Thomas Capp or Cappe (died 1635) was a London-based painter and gilder.

==Background==
Records of Capp's work indicate that he often worked painting and gilding furniture. He became a master of the Painter and Stainer's company in 1621. His father, also Thomas Capp, was a painter in London, and signed a petition of the Painter and Stainer's company in 1578.

==Works==
In January 1610 he was paid for painting chairs and stools for Anne of Denmark and working on some velvet curtains. After her death in 1619, Capp and seven associates petitioned King James for payment of £1600 for household work supplied to the queen. His co-petitioners were; William Thompson, joiner; Isobell Shawe and Christopher Shawe, embroiderers; Jasper Heely, silkman; John Salusbury, Thomas Edwards and Gilbert Hart upholsterers.

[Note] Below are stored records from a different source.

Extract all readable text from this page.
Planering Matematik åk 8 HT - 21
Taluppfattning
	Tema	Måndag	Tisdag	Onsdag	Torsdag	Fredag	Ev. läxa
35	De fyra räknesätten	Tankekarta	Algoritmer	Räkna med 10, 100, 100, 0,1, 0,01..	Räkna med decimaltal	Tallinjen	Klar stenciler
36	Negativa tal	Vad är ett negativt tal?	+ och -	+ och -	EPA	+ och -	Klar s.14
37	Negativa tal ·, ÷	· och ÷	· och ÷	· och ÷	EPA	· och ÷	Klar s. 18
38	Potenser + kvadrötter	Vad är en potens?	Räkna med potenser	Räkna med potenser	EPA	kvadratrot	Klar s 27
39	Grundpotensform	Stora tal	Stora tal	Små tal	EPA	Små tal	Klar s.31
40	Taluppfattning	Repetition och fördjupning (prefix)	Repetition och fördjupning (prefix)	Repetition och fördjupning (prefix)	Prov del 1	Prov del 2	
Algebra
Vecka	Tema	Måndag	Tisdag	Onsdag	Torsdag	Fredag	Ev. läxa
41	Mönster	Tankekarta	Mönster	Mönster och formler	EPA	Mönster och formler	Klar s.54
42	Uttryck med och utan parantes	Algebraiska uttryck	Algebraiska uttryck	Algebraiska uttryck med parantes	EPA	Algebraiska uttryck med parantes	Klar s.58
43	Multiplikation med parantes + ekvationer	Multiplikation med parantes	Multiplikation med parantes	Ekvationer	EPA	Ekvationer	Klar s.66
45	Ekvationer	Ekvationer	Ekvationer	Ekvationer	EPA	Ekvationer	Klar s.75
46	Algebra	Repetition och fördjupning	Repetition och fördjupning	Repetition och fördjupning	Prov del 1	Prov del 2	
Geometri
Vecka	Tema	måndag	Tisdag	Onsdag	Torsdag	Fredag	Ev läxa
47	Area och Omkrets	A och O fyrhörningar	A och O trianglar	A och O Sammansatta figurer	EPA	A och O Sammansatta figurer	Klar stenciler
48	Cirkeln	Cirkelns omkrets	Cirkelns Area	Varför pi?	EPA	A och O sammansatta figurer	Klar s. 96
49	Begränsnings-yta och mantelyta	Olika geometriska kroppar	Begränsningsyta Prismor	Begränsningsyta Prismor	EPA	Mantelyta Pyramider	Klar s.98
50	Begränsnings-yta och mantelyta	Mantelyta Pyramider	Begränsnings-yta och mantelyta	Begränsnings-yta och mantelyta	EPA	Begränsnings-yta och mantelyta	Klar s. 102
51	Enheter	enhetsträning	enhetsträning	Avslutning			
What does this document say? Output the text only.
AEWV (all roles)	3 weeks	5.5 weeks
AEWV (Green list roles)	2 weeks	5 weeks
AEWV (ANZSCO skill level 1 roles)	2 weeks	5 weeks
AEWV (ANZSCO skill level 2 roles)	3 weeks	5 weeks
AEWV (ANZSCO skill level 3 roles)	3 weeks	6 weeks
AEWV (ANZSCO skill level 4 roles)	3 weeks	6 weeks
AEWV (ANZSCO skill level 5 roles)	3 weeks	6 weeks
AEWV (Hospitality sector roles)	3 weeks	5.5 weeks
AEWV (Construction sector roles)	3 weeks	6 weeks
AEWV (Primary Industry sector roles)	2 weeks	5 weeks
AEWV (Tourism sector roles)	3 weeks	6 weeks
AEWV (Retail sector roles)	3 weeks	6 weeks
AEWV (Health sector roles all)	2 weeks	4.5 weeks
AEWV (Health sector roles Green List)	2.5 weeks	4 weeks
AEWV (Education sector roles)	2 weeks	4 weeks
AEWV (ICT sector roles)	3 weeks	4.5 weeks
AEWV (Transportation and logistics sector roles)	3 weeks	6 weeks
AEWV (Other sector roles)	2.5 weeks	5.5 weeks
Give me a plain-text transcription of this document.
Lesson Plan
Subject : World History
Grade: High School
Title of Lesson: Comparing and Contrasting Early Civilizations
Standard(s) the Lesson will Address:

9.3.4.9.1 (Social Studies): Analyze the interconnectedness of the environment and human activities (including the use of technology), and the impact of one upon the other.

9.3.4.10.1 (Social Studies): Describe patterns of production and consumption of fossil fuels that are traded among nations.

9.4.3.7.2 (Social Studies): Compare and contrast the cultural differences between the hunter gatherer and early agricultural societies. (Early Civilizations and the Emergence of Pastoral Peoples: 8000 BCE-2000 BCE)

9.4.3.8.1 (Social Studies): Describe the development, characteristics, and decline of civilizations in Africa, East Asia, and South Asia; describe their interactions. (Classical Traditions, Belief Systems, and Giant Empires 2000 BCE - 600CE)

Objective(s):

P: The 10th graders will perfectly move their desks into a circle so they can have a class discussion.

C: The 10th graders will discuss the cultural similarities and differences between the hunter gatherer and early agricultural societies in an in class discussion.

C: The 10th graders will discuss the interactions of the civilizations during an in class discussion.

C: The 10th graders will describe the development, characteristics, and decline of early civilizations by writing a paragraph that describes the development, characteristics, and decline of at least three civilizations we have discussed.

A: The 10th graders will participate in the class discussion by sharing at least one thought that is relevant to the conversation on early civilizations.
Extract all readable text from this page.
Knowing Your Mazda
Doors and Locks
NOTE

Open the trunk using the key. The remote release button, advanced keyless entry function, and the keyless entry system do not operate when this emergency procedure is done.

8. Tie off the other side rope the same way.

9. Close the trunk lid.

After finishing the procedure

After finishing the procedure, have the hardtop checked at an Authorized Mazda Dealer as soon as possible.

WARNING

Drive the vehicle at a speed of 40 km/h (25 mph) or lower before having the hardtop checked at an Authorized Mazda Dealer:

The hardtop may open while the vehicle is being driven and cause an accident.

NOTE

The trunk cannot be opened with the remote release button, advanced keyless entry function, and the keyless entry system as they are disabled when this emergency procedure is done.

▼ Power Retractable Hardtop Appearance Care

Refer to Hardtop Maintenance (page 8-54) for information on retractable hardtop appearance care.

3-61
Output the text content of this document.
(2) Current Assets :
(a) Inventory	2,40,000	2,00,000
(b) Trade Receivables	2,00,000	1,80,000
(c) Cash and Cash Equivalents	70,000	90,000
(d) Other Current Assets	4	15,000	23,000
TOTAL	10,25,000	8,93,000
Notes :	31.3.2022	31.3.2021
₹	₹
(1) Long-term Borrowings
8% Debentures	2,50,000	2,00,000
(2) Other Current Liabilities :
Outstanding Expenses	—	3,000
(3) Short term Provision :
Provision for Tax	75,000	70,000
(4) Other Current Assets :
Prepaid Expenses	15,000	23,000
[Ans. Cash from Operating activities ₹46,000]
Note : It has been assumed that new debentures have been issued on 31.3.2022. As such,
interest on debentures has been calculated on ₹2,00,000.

Among the petitioners, the embroiderers were a couple, Christopher Shawe and Isobel Buttes had married in 1589. Christopher Shawe was an embroiderer to Anne of Denmark and King James. Shawe embroidered costume for the masque, Tethys' Festival, work described as, "against the Prince his highness creation for a maske". Thomas Edwards converted caparisons into wall hangings for Lady Anne Clifford and Richard Sackville, 3rd Earl of Dorset for use in a long gallery.

At this time furniture was decorated with decorated with painted and gilt arabesque patterns, such work was called "rebesking" in accounts. Capp painted furniture for Lionel Cranfield, 1st Earl of Middlesex, some pieces "laid red and wrought with white", working with Oliver Browne and John Baker. He painted and gilded with gold and silver a bed provided by the draper Hugh Goddard for Robert Spencer, 1st Baron Spencer. Capp supplied four "tops" or finials to a bed at Belvoir Castle for Francis Manners, 6th Earl of Rutland in March 1620.